Daunorubicin (DB00694): A Comprehensive Monograph on its Chemistry, Pharmacology, and Clinical Utility

Part I: Executive Summary

Daunorubicin is a foundational antineoplastic agent belonging to the anthracycline class of antibiotics. First isolated from Streptomyces species and approved for medical use in 1979, it has remained a cornerstone of chemotherapy for hematologic malignancies, particularly acute myeloid leukemia (AML) and acute lymphoblastic leukemia (ALL).[1] Its potent cytotoxic activity stems from a multifaceted mechanism of action, primarily involving the intercalation into DNA and the inhibition of topoisomerase II, an enzyme critical for DNA replication and repair. This dual action leads to catastrophic DNA damage and subsequent cancer cell apoptosis.[1]
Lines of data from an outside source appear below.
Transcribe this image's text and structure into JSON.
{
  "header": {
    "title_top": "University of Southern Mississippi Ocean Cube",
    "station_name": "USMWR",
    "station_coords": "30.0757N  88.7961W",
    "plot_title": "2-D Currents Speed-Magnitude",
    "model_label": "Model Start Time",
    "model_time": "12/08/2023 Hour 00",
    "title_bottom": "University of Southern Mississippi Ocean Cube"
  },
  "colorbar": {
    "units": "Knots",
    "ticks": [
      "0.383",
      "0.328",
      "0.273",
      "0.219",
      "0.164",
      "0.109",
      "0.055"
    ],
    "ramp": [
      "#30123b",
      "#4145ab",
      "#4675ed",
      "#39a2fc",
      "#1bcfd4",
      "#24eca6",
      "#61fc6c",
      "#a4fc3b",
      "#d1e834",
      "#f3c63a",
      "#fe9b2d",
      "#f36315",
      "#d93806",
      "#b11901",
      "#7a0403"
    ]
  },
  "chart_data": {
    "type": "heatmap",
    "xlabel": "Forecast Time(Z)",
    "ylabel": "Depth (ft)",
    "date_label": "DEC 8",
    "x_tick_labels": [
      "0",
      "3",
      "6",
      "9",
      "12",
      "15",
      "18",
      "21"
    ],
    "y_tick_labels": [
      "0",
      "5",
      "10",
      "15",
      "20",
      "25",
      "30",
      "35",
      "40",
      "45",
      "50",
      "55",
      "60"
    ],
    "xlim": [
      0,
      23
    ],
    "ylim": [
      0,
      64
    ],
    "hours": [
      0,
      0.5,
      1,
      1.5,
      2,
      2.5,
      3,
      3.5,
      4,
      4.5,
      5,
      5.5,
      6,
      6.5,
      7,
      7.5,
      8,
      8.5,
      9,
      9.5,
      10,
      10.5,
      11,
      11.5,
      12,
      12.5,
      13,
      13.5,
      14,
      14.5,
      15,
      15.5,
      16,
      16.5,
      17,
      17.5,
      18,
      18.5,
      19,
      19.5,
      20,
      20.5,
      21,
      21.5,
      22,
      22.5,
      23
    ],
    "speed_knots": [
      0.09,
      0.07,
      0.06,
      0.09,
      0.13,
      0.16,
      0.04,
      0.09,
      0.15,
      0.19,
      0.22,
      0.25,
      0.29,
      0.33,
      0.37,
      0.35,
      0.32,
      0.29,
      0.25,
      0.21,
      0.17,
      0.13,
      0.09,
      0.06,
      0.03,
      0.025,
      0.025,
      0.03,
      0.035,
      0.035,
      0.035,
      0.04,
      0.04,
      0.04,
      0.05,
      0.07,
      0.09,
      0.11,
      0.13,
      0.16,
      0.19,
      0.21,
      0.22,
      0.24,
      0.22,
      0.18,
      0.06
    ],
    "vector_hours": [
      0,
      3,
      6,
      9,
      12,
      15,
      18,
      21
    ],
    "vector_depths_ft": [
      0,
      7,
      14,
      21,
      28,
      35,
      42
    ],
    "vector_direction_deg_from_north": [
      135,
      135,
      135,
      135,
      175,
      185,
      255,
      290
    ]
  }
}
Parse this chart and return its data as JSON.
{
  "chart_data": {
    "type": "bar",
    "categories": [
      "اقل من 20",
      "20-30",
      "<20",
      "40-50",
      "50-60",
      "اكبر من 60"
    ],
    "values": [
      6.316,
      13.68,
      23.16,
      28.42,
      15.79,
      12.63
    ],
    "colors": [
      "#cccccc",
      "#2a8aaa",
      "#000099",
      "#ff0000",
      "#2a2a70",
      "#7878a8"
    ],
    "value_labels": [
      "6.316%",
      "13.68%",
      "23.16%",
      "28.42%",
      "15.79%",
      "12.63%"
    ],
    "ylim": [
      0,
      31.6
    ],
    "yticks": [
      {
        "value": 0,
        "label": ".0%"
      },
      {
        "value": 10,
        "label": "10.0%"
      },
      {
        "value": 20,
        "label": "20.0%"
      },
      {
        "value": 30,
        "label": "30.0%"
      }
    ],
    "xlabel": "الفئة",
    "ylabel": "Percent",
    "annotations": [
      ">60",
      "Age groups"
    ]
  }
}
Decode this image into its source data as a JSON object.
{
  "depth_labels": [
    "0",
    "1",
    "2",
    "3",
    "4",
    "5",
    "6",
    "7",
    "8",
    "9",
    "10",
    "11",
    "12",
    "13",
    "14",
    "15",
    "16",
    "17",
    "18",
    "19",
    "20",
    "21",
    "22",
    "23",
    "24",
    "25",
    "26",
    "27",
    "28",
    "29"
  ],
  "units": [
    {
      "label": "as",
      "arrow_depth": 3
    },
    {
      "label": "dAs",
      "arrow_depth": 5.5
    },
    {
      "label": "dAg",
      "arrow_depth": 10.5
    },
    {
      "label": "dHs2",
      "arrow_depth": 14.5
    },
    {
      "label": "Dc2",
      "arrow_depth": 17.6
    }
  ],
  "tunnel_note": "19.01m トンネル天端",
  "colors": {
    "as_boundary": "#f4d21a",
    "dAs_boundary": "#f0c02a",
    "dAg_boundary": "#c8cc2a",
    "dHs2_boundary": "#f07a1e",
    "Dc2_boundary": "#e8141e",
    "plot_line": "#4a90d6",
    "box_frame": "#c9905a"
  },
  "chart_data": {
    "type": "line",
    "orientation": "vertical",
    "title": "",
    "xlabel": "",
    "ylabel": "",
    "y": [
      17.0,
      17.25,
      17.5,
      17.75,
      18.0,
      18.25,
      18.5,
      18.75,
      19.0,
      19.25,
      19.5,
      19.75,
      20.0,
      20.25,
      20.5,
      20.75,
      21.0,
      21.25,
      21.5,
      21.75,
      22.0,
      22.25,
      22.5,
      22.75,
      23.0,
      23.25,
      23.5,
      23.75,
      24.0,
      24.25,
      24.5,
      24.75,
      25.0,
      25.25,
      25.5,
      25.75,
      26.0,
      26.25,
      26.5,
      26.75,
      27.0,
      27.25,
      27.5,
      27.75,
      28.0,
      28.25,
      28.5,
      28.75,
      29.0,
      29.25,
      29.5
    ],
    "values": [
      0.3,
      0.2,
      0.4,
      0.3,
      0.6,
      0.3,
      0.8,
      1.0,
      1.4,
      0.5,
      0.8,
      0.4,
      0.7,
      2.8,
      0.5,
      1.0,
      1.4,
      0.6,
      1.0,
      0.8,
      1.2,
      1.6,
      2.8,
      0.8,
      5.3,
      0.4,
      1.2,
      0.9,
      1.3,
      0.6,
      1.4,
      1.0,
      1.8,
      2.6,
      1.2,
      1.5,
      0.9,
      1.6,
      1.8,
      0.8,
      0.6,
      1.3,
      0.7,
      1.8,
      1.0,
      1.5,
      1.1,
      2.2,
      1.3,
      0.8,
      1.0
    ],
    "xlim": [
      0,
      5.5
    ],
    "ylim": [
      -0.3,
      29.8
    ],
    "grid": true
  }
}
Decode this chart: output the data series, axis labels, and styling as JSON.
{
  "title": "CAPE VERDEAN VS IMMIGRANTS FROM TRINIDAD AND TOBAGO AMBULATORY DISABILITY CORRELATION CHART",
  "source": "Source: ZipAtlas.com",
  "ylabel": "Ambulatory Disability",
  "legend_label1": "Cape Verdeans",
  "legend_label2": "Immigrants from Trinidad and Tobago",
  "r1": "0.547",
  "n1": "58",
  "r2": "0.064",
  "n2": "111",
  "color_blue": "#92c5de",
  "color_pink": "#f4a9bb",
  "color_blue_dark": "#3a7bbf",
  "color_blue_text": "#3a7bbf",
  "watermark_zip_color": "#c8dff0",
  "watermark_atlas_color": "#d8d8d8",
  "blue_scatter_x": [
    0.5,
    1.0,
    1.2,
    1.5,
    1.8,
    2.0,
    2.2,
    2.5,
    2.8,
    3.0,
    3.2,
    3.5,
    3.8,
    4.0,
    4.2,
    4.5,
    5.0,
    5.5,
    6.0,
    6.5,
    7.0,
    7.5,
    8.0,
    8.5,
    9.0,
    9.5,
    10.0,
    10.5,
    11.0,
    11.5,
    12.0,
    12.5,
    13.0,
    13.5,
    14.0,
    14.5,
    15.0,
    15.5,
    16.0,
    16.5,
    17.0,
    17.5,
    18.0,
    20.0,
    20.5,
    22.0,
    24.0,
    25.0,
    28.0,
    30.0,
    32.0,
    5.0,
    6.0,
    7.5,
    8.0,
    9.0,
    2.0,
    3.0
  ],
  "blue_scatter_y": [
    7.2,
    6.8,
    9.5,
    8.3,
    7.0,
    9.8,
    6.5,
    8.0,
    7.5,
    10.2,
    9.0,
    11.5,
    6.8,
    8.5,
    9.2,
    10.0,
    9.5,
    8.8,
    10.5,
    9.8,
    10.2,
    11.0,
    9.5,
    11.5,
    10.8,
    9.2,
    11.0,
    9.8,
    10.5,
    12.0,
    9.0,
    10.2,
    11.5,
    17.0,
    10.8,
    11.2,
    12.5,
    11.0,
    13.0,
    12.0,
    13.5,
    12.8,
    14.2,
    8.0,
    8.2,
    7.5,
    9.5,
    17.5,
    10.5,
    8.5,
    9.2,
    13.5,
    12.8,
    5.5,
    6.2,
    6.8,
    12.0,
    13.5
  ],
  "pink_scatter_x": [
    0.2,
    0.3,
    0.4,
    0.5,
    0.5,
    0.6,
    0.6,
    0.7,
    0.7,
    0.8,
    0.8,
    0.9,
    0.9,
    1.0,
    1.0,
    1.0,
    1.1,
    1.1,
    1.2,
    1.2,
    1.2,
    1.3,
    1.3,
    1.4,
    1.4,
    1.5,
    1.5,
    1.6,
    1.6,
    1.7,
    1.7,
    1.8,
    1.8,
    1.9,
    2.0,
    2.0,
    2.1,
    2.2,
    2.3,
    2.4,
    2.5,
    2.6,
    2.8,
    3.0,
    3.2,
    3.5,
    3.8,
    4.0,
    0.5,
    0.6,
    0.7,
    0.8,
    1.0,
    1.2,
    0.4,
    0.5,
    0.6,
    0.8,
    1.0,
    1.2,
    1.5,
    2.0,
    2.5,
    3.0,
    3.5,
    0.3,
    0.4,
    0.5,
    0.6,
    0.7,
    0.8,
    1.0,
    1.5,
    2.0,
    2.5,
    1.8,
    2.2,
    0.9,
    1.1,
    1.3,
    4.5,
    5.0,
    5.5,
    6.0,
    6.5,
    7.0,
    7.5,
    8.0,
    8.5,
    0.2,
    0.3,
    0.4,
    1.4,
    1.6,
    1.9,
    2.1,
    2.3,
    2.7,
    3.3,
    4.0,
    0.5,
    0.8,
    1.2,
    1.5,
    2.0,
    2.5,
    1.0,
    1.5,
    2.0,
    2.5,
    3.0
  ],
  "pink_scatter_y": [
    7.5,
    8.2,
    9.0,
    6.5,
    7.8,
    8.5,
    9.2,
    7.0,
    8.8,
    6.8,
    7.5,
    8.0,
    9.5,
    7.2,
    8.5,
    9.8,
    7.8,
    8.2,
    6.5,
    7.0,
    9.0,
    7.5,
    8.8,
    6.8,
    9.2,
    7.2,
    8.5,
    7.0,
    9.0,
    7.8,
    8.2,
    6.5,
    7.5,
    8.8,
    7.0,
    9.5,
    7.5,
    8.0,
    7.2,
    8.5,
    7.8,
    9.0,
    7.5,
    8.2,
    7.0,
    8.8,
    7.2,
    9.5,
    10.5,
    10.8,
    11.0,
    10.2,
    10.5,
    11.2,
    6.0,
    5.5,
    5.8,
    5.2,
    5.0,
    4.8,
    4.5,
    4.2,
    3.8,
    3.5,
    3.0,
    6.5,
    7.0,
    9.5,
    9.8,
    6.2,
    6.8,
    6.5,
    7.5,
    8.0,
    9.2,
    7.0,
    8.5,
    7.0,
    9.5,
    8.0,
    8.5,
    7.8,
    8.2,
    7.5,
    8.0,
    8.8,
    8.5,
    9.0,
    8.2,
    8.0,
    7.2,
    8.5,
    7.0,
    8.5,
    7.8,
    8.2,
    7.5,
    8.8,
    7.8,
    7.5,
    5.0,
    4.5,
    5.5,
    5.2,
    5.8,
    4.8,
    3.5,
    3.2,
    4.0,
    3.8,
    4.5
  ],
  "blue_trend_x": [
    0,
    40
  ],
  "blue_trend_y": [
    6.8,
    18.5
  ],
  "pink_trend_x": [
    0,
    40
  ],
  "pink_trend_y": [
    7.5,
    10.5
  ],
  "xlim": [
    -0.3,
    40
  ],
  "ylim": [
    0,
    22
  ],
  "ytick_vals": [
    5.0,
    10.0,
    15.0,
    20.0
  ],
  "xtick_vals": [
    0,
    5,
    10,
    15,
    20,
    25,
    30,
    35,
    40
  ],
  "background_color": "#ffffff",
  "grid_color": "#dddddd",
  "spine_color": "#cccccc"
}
However, the very mechanism that confers its efficacy is also responsible for its significant and often dose-limiting toxicities. The clinical use of daunorubicin is perpetually constrained by severe myelosuppression and a cumulative, dose-dependent cardiotoxicity that can manifest as potentially fatal congestive heart failure, sometimes months or even years after treatment completion.[3] This therapeutic paradox—where efficacy and toxicity are inextricably linked—has driven decades of clinical and pharmaceutical research aimed at optimizing its therapeutic index.